La direttiva, inoltre, è una stoccata politica che piomba sul Governo Draghi, la cui maggioranza si arrovella quotidianamente sul tema. “L’Europa si presenta con una buona notizia ai lavori dell’Ocse di Parigi. L’Ok alla direttiva sul salario minimo apre una prospettiva per contrastare il lavoro povero e per dare a tutti i lavoratori un salario dignitoso” è il commento di Andrea Orlando, ministro del lavoro, che auspica la formulazione di una legge “di carattere più organico” con cui raccogliere i propositi dell’istituzione continentale. Il Movimento 5 stelle è dello stesso parere e plaude alla direttiva. “Serve una legge dignitosa per quei lavoratori che portano avanti il Paese. Il M5s la sostiene da tempo e si sta battendo in Parlamento, cercando la convergenza anche delle altre forze politiche” ha scritto Luigi Di Maio, ministro degli esteri, su Facebook, rimarcando il ruolo della sua organizzazione per gli emendamenti proposti al testo. Gli fa eco Giuseppe Conte, leader dei pentastellati, rilanciando il progetto di legge in commissione lavoro al Senato. “Siamo disponibili a lavorare notte e giorno per approvarlo. Dobbiamo farlo subito”.
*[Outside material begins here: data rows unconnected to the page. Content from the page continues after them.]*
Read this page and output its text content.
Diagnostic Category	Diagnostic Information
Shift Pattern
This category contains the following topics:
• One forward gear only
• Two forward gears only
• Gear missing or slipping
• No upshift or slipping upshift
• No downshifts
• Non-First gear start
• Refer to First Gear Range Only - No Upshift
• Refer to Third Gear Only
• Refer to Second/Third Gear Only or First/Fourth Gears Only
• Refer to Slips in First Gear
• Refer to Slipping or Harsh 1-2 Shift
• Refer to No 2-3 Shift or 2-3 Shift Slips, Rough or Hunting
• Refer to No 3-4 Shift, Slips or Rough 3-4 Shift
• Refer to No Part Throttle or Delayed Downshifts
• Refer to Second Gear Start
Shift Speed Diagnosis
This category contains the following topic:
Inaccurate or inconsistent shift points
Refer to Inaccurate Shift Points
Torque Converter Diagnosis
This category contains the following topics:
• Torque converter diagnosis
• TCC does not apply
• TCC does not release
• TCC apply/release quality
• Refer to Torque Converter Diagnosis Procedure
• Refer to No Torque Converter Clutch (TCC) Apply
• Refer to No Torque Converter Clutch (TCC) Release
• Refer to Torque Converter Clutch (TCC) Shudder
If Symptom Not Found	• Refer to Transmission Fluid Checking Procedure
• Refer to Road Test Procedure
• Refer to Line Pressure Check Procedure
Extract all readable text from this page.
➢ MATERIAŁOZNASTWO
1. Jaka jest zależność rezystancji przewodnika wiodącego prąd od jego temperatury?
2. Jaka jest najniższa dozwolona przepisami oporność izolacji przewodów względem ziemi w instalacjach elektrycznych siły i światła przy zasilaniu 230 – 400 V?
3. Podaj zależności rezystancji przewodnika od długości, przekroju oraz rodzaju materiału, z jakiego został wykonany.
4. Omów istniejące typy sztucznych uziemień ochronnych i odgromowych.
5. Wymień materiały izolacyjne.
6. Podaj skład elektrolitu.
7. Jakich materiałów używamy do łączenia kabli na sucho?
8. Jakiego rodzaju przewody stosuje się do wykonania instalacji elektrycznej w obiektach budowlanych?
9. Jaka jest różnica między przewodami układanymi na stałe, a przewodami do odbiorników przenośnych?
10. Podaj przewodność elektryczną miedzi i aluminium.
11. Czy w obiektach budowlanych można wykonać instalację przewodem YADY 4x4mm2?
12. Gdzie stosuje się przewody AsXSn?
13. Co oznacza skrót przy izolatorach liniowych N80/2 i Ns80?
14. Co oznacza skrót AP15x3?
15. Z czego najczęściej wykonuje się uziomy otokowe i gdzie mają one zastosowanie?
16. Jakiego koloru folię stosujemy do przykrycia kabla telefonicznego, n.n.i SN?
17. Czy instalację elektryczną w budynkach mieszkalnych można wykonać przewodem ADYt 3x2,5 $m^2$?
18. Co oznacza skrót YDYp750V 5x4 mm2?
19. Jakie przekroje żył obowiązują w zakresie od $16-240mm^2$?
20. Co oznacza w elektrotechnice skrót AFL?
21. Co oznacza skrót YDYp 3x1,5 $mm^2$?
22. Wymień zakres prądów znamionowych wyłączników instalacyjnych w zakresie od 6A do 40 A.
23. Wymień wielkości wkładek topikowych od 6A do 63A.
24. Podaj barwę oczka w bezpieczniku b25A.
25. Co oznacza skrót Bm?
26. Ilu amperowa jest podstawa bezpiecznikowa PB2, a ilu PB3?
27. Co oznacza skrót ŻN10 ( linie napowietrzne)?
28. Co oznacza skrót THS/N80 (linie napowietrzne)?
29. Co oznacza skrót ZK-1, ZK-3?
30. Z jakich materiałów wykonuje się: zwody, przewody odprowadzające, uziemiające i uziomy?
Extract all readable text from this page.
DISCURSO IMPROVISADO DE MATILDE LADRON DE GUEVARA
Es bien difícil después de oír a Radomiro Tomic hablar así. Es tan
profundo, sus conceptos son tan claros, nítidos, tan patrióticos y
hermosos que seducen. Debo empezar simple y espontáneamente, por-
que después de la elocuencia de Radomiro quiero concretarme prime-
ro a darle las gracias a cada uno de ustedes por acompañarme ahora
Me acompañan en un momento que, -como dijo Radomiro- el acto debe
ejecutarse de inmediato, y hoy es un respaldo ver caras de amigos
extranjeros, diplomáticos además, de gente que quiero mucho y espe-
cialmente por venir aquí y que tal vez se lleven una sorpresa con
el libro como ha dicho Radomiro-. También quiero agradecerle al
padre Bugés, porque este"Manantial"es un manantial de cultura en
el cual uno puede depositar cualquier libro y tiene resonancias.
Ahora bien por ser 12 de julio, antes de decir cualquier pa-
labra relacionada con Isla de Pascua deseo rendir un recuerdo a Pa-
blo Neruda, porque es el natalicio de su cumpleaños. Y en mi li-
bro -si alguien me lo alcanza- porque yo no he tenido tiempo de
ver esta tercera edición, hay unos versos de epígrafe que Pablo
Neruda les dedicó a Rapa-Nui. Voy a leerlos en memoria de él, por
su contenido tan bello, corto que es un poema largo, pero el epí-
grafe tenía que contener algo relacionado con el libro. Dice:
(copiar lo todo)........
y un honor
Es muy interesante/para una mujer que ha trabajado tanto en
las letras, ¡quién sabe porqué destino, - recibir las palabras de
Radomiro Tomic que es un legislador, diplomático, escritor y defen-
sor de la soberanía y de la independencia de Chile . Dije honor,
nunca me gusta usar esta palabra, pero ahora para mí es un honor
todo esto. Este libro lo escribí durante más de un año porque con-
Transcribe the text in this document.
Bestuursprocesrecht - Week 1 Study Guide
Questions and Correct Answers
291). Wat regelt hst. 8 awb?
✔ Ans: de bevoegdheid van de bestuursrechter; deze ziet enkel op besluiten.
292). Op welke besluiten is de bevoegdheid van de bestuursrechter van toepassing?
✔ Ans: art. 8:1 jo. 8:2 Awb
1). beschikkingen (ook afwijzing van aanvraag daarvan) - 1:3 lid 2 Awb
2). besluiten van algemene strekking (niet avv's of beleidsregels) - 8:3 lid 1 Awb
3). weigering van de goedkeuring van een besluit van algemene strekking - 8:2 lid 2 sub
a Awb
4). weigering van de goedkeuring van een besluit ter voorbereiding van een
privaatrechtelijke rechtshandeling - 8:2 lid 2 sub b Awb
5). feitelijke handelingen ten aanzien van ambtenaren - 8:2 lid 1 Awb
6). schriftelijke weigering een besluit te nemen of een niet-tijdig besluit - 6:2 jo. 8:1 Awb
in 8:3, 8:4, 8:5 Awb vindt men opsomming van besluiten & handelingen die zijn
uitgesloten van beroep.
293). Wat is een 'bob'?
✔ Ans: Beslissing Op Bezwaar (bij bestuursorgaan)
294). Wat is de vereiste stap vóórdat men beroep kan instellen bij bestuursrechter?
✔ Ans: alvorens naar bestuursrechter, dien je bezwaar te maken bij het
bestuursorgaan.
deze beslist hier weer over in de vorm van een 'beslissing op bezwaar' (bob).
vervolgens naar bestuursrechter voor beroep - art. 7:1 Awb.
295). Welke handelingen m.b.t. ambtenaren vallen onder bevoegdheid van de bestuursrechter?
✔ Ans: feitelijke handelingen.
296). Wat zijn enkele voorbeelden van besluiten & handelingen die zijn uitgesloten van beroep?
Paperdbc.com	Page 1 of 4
“Il salario minimo per legge non va bene perché è contro la nostra storia culturale di relazioni industriali. Non buttiamo il bambino con l’acqua sporca e valorizziamo le nostre relazioni industriali. Il salario non può essere moderato ma deve corrispondere alla produttività” è uno stralcio dell’intervento di Renato Brunetta, ministro per la pubblica amministrazione, al festival dell’Economia di Trento, poco prima dell’approvazione di Bruxelles. Un “totem un po’ ammuffito” è l’immagine evocata dalla compagine di Forza Italia al Senato per descrivere il salario minimo. Mentre per Giancarlo Giorgetti, ministro dello sviluppo economico, “la decisione dell’Unione europea lascia grandi margini ai Paesi membri per declinare questo principio in base alle realtà e alle caratteristiche di ogni Paese”. La misura, secondo le parole del leader leghista, non deve penalizzare la contrattazione esistente.

In realtà la direttiva non impone l’obbligo di introdurre il salario minimo nella legislazione dei 27 Paesi. “Non è questo il punto”, ha sottolineato Nicolas Schmit, commissario Ue al lavoro, durante la conferenza stampa di esordio dell’accordo europeo. Il vincolo stabilisce delle “garanzie” da adottare contro il fenomeno dei working poor. Ovvero la miriade di lavoratori poveri, sfruttati e precari che inondano il sistema produttivo e industriale del Vecchio continente. In Italia, un lavoratore su tre è condannato al dramma della povertà. E il Paese tricolore – oltre alla decennale stagnazione salariale che lo relega nei bassifondi della classifica – è nella cerchia delle sei nazioni Ue prive di una norma che regolamenta la materia. Una direttiva, quindi, per adeguare i salari ai minimi, laddove esistano, per invogliare la contrattazione collettiva, per allargare e saldare le maglie della rappresentanza sindacale e per istituire un quadro di riferimento univoco. “Sono molto fiducioso che alla fine il governo italiano e le parti sociali raggiungeranno un buon accordo per rafforzare la contrattazione collettiva, soprattutto per coloro che non sono ben tutelati, e alla fine arriveranno alla conclusione che potrebbe essere importante introdurre il sistema salariale minimo in Italia”, ha continuato Schmit. “Ma spetta al Governo italiano e alle parti sociali farlo”.